Theatre student lands prestigious mentorship spot

| Rachel Mueller, Theatre Arts & English, '22

Comprehensive theatre major Emma Blissitt has been accepted into Electronic Theatre Control’s (ETC) 2020 Fred Foster Student Mentorship Program, a highly-regarded program that pairs entertainment industry lighting professionals with students across the country. Since 1999, ETC has provided dozens of mentees with connections and experiences to last a lifetime.

Emma Blissett

Normally, mentees are sent to the Live Design International (LDI) conference in Las Vegas. This year, they attended virtual seminars spanning different disciplines of lighting design, such as TV and film, music festivals, musical theatre, and more. These seminars are hosted by the best of the best of the lighting industry, and mentees can pick two of them to be assigned as their mentors, usually depending on their interest area.

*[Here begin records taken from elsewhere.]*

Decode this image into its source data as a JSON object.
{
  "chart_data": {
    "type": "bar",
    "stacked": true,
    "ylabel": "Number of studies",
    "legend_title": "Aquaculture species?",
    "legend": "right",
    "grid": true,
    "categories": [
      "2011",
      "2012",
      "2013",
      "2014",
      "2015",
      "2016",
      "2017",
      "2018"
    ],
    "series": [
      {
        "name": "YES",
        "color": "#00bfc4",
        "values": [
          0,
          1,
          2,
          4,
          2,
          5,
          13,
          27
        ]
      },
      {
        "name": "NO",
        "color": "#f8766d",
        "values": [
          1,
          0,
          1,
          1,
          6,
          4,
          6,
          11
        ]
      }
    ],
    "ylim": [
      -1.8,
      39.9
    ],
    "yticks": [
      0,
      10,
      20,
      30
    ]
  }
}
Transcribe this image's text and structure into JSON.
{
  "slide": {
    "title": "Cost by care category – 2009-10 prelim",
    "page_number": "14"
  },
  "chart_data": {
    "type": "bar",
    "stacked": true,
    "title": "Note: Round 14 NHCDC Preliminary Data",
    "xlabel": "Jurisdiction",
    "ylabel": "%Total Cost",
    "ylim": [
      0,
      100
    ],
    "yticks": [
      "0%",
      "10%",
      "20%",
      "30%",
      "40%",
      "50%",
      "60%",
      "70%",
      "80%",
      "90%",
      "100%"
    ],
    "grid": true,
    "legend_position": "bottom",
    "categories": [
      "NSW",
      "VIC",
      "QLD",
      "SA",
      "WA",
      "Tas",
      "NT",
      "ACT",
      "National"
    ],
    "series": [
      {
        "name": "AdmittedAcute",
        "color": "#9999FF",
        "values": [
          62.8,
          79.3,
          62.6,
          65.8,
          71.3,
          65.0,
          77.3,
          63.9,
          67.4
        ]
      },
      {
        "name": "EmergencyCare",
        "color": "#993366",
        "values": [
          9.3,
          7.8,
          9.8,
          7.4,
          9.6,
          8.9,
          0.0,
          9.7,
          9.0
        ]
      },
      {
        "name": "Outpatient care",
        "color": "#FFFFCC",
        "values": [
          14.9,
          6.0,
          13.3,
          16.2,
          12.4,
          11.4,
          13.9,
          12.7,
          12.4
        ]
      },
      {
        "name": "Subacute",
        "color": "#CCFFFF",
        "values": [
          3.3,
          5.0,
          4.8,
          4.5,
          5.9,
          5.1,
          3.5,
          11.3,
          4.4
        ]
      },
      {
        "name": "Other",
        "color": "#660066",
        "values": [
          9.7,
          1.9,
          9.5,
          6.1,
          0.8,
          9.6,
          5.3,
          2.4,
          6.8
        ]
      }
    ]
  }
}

“Erin Hisey, our lighting design faculty, had shared with me the application,” Blissitt says. “There’s about 100-150 people who applied to the program, and I made the top twelve who were picked.” Other mentees include Lighting Design MFA candidates, those with Superbowl Halftime show lighting credits, and a finalist for Disney Imagineering Imaginations Student Design Competition, amongst others.

Blissett says that UW-Eau Claire’s theatre faculty have pushed her to assume responsibility for her career. “The skill level and the networking that they have and that they’ve built up through their own careers and as educators really work with the students really well, but it is up to you to take charge and reach out to them, which has prepared me for this mentorship because I am in control of my relationship that I build with my mentors,” she says. “Once they set us up with the mentors, it is on you to do whatever you wish with them - if you need resume help, drafting help, whatever. Any questions you have about the industry, how they started, where I should go next, other opportunities, stuff like that they’ll help you with, which is basically what the faculty here do, but now it gets lighting-specific.”

Working as the Schofield Crew Chief for Event Production Crew (EPC) on campus, as well as being able to design for shows like Cabaret and James and the Giant Peach, helped to prepare Blissitt for the program. “I learned most of what I did through EPC and going to Williamstown [Theatre Festival] as my internship. The theatre program led me to the path of how to get to these places and helped me build myself up to be able to make those connections and reach out.”

The Fred Foster mentorship program is just the latest on Blissitt’s resume, following experiences as an electrician for the theatre program, an electrics intern and a staff electrician at the highly regarded Williamstown Theatre Festival, and various positions in UWEC productions such as master electrician, assistant technical director, and master carpenter. Post-graduation, she hopes to be a lighting design and technology professional. It’s safe to say this is only the beginning for Blissitt.